Nous appelons partout en France à créer des comités locaux contre l’A69.
Il faut reprendre l’initiative, riposter, résister. Jeter toutes nos forces dans la bataille.
Partout en France, retrouvons-nous autour de cette lutte, conspirons, organisons des soirées de soutien et des concerts, témoignons de notre solidarité avec les camarades engagé.e.s dans le Sud Tarn, préparons des convois pour les rejoindre, lançons des info-tours, organisons des covoiturages.
Réactivons des réseaux en dormance, les comités Zad, les groupes de Bure, etc. Appelons les associations et les syndicats à se mobiliser. Composons ensemble malgré nos différences et cultures politiques. Faisons de l’A69 la priorité de nos combats écologistes, anti-autoritaires et anticapitalistes.
Soyons des milliers à descendre dans le Sud Tarn cet été, dès la reprise des travaux. Pour en faire des vacances interminables que les aménageurs n’oublieront pas. Un été flamboyant fait d’occupations éphémères, de blocages, de fêtes et de sabotage. L’été s’annonce chaud. Nous avons l’opportunité, ensemble, de les mettre en difficulté.
Aujourd’hui, rien n’est encore acté, rien n’est encore joué, rien n’est irréversible : de l’herbe repousse déjà depuis trois mois sur les chantiers abandonnés, le bitume n’est pas coulé, les ponts sont loin d’être finis, les terrassements inachevés.
Tout dépend de nous. Nous avons appris que des surgissements populaires naissent la magie, la surprise et la puissance. Nous savons que nous pouvons être une force incontrôlable. Proliférons la lutte ! Déferlons de joie dans le Tarn pour porter haut le rapport de forces et leur rendre la vie impossible ! Seule la résistance populaire aura raison des bétonneurs.

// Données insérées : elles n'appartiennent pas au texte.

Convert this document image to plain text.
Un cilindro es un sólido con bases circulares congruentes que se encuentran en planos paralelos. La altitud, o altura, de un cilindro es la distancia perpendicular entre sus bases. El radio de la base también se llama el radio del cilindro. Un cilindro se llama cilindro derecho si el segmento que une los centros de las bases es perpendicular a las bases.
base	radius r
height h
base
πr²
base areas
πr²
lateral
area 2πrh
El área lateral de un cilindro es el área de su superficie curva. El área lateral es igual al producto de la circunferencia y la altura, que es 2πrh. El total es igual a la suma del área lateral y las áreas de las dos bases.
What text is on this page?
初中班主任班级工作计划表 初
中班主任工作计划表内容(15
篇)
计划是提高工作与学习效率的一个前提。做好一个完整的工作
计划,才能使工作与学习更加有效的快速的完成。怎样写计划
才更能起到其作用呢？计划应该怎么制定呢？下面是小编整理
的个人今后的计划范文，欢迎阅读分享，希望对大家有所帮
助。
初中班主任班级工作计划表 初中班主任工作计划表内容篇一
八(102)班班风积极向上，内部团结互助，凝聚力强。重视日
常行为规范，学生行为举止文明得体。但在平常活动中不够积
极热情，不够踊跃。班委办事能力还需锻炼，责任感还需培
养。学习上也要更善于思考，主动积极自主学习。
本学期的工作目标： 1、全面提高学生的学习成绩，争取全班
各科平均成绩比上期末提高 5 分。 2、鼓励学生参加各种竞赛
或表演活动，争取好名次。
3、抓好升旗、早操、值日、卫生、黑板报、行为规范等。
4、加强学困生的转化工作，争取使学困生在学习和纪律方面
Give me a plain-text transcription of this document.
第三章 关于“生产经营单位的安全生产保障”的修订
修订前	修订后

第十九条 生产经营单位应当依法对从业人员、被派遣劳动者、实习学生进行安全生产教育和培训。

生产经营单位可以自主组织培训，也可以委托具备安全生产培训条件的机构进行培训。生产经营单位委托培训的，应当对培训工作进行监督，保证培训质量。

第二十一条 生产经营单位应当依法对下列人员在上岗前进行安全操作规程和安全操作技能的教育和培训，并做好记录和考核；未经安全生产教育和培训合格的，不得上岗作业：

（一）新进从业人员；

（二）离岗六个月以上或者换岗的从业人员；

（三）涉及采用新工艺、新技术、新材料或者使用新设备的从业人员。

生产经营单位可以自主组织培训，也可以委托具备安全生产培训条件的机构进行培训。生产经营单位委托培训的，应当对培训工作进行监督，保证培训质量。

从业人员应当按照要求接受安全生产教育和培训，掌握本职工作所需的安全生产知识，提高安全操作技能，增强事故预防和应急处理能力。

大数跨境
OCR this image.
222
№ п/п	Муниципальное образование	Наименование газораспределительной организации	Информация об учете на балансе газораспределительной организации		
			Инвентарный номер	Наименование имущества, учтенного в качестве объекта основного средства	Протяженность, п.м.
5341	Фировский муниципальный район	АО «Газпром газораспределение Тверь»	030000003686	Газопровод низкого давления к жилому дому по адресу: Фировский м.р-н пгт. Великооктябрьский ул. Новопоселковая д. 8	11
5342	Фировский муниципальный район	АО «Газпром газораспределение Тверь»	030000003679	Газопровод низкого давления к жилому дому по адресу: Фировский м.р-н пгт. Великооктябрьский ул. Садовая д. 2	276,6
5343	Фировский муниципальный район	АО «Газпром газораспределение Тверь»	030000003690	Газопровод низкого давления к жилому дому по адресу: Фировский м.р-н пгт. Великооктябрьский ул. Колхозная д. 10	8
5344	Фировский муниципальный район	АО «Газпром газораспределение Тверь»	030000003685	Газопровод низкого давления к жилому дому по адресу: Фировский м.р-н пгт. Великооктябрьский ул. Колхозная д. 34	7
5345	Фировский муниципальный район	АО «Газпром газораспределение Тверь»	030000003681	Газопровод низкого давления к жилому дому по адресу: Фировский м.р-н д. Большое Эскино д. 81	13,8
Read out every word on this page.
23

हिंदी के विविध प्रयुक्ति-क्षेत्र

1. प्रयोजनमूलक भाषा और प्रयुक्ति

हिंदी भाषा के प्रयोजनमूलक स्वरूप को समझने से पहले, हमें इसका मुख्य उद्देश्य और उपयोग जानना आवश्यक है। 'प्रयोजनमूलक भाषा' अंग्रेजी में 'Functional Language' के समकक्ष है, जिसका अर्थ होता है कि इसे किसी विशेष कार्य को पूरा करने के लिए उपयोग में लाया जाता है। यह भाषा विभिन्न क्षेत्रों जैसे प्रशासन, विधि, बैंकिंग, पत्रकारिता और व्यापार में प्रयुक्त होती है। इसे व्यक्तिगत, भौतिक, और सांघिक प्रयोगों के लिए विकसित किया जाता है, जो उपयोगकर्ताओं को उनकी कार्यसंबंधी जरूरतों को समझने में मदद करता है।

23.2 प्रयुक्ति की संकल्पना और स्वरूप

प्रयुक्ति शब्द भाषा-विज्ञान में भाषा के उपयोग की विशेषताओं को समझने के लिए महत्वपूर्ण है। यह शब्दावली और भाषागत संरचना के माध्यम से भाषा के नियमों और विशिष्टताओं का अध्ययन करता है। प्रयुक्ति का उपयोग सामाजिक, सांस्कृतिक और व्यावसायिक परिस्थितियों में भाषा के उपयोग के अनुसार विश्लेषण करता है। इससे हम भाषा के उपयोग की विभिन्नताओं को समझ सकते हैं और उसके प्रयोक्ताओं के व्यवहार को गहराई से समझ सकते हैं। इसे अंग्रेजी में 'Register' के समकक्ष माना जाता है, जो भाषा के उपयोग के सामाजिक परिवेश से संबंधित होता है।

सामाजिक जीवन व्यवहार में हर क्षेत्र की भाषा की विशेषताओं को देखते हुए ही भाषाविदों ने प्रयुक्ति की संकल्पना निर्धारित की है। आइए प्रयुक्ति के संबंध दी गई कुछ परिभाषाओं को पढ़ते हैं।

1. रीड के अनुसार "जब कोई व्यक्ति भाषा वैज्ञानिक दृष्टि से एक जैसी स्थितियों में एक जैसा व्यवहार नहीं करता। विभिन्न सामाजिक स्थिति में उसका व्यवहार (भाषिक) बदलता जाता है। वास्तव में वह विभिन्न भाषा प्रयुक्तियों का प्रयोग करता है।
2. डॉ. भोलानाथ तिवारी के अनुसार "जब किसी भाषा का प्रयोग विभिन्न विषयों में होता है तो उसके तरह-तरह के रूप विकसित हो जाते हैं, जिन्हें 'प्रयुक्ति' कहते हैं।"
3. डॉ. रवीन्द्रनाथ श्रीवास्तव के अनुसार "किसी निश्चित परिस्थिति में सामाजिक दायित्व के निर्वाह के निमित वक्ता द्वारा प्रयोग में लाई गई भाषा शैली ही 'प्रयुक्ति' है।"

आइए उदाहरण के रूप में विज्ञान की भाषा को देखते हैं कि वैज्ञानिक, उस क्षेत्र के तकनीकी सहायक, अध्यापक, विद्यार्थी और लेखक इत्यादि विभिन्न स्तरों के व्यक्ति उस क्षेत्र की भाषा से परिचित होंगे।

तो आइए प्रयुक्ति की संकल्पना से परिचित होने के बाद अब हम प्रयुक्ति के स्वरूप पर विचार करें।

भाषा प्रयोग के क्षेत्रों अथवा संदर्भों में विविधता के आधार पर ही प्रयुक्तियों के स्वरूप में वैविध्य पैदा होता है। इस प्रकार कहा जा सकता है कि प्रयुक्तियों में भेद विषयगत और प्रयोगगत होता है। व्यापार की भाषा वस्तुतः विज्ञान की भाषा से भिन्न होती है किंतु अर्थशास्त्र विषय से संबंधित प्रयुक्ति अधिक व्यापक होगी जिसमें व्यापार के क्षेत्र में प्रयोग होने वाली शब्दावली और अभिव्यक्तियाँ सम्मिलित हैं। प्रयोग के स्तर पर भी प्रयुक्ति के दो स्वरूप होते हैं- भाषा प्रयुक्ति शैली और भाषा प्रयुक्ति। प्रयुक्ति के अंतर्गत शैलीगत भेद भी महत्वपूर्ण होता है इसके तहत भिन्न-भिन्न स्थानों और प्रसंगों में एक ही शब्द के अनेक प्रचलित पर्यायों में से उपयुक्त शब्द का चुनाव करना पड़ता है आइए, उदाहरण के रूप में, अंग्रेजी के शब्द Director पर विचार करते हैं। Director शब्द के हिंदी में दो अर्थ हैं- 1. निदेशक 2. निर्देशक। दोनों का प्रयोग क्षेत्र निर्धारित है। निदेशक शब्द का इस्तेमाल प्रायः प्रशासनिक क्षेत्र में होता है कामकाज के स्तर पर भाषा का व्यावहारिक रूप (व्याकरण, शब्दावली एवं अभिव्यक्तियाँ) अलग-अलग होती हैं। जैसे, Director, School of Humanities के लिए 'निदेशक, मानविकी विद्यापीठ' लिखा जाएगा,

– Dès le mois de juin, mobilisons-nous chez nous, dans nos villes et villages pour créer des groupes locaux, parler de la lutte, diffuser l’information, tracter sur les marchés , mener des campagnes d’affichage, faire grandir l’écho de la lutte.
– À la reprise des travaux, faisons aussi entendre notre colère partout, ciblons les chantiers et les intérêts de NGE sur tout le territoire, de manière décentralisée. Rendons-nous sur place pour faire un comité d’accueil aux machines, une grande farandole pour être ensemble et leur faire face !
– Du 4 au 6 juillet, rendons-nous tous et toutes dans le Sud Tarn pour la Turbo Teuf et organisons un moment de convergence pour penser un été intense de résistance.
L’A69 ne passera pas !
NO MACADAM !
Pour suivre l’actualité de la lutte : t.me/stop_a69
Crédits : La voie est libre.
Lire aussi sur Terrestres : Nelo Magalhães, « Arrêt de l’A69 : s’épargner le cycle de vie d’une autoroute », mars 2025.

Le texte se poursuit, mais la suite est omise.